Arguments Not Presented in the Initial Brief are Waived

Don't Waive Your Arguments

Arguments Not Presented in the Initial Brief are Waived

“The purpose of an appellate brief is to present arguments in support of the points on appeal.” Duest v. Dugger, 555 So. 2d 849, 852 (Fla. 1990). “It is a rather fundamental principle of appellate practice and procedure that matters not argued in the briefs may not be raised for the first time [later in the appeal].” Expert Inspections, LLC v. United Prop. & Cas. Ins.

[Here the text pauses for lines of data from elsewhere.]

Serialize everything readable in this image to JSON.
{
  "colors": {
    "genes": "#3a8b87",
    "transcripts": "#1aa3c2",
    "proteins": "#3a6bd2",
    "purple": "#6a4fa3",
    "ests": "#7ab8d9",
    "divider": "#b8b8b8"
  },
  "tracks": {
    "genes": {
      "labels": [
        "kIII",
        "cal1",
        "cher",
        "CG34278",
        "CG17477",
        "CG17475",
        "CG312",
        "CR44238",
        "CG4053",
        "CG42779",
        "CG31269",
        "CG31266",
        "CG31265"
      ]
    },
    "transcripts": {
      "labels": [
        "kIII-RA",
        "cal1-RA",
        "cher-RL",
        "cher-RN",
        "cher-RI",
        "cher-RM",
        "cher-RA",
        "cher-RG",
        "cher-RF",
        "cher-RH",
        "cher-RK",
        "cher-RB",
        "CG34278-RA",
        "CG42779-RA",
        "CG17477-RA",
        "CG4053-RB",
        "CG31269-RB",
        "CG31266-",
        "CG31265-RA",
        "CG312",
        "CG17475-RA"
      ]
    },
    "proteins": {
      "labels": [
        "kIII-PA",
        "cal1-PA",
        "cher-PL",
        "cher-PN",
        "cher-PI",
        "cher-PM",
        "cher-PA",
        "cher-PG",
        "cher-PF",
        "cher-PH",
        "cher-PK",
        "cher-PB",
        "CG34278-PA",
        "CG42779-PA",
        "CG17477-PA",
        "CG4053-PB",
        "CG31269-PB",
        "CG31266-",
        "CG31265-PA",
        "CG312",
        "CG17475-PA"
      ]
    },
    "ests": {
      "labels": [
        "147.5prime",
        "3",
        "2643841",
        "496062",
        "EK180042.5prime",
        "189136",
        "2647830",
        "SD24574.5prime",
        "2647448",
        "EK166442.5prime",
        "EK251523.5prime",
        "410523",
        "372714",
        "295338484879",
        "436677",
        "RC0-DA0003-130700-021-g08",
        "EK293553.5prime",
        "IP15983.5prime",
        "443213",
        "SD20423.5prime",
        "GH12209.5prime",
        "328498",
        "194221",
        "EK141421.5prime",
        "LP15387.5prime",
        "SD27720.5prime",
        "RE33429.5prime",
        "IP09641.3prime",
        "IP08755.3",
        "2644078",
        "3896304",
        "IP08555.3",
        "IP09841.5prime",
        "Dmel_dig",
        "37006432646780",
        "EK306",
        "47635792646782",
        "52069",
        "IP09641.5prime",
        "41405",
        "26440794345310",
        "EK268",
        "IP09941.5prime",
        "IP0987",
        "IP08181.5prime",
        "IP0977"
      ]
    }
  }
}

Co., 333 So. 3d 200, 205 (Fla. 4th DCA 2022) (quoting Ayer v. Bush, 775 So. 2d 368, 370 (Fla. 4th DCA 2000)).

In other words, “an argument may not be raised for the first time in a reply brief.” Caldwell v. Fla. Dep’t of Elder Affs., 121 So. 3d 1062, 1064 n.2 (Fla. 1st DCA 2013) (emphasis added). On a related note, “[a] party may not go outside the record in making appellate arguments.” Krock v. Rozinsky, 78 So. 3d 38, 42 (Fla. 4th DCA 2012). See, e.g., Doctors Assocs., Inc. v. Thomas, 898 So. 2d 159, 162 (Fla. 4th DCA 2005) (“An appellate court may not consider matters outside the record.”).

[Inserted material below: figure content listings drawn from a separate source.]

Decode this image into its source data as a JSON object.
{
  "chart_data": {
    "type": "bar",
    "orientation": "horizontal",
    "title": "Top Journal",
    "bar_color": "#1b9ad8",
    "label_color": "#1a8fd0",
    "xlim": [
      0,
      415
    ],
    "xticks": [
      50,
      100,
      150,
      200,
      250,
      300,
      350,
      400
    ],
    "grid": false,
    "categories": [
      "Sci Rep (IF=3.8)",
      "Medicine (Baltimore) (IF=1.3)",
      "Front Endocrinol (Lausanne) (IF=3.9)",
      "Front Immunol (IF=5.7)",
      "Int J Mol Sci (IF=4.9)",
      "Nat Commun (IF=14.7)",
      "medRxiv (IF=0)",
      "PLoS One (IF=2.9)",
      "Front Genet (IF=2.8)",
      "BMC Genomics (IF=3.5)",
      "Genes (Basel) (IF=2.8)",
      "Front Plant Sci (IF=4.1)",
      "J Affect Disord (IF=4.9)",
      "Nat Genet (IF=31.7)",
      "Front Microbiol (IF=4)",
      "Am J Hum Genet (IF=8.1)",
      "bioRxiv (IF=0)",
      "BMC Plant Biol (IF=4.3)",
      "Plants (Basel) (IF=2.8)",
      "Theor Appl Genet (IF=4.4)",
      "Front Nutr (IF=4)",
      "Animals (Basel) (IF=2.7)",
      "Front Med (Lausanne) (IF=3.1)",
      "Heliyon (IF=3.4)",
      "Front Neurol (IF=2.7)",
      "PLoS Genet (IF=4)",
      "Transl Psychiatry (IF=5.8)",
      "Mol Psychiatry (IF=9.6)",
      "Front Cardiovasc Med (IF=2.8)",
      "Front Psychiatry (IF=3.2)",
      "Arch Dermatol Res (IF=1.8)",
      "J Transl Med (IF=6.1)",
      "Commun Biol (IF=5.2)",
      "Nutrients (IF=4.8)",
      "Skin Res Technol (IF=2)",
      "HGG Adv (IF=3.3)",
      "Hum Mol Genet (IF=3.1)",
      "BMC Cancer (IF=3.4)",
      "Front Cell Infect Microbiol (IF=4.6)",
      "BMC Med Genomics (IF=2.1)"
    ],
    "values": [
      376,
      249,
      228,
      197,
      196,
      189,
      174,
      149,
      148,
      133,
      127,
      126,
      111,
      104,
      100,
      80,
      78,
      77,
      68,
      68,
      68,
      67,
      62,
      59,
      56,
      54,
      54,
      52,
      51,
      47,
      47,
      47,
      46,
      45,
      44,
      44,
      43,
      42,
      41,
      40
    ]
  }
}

There is one very limited exception to this rule. “Appellate courts may not address an issue not raised in the briefs unless the issue amounts to fundamental error.” Randall v. Griffin, 204 So. 3d 965, 967 (Fla. 5th DCA 2016). However, “[a]ppellate courts should limit their application of fundamental error except in cases that equate to a denial of due process.” Id.

Moreover, off-hand references to an argument in the initial brief is not enough. The argument must be sufficiently presented for the appellate court to review it. For example, “a sentence does not an argument make.” Acad. for Positive Learning, Inc. v. Sch. Bd., 359 So. 3d 767, 776 (Fla. 4th DCA 2023) (May, J., dissenting). Similarly, “perfunctory statements are insufficient to present an argument for appellate review.” Caldwell, 121 So. 3d at 1064.

See also, Shere v. State, 742 So. 2d 215, 217 n.6 (Fla. 1999) (recognizing that an issue raised in a brief without argument is insufficiently presented for review); Coolen v. State, 696 So. 2d 738, 742 n.2 (Fla. 1997) (finding that raising an argument in a footnote without fully briefing the issue constituted waiver of that argument); Duest, 555 So. 2d at 852 (“Merely making reference to arguments below without further elucidation does not suffice to preserve issues, and these claims are deemed to have been waived.”); Hammond v. State, 34 So. 3d 58, 59 (Fla. 4th DCA 2010) (“Claims for which an appellant has not presented an argument, or for which he provides only conclusory argument, are insufficiently presented for review and are waived.”).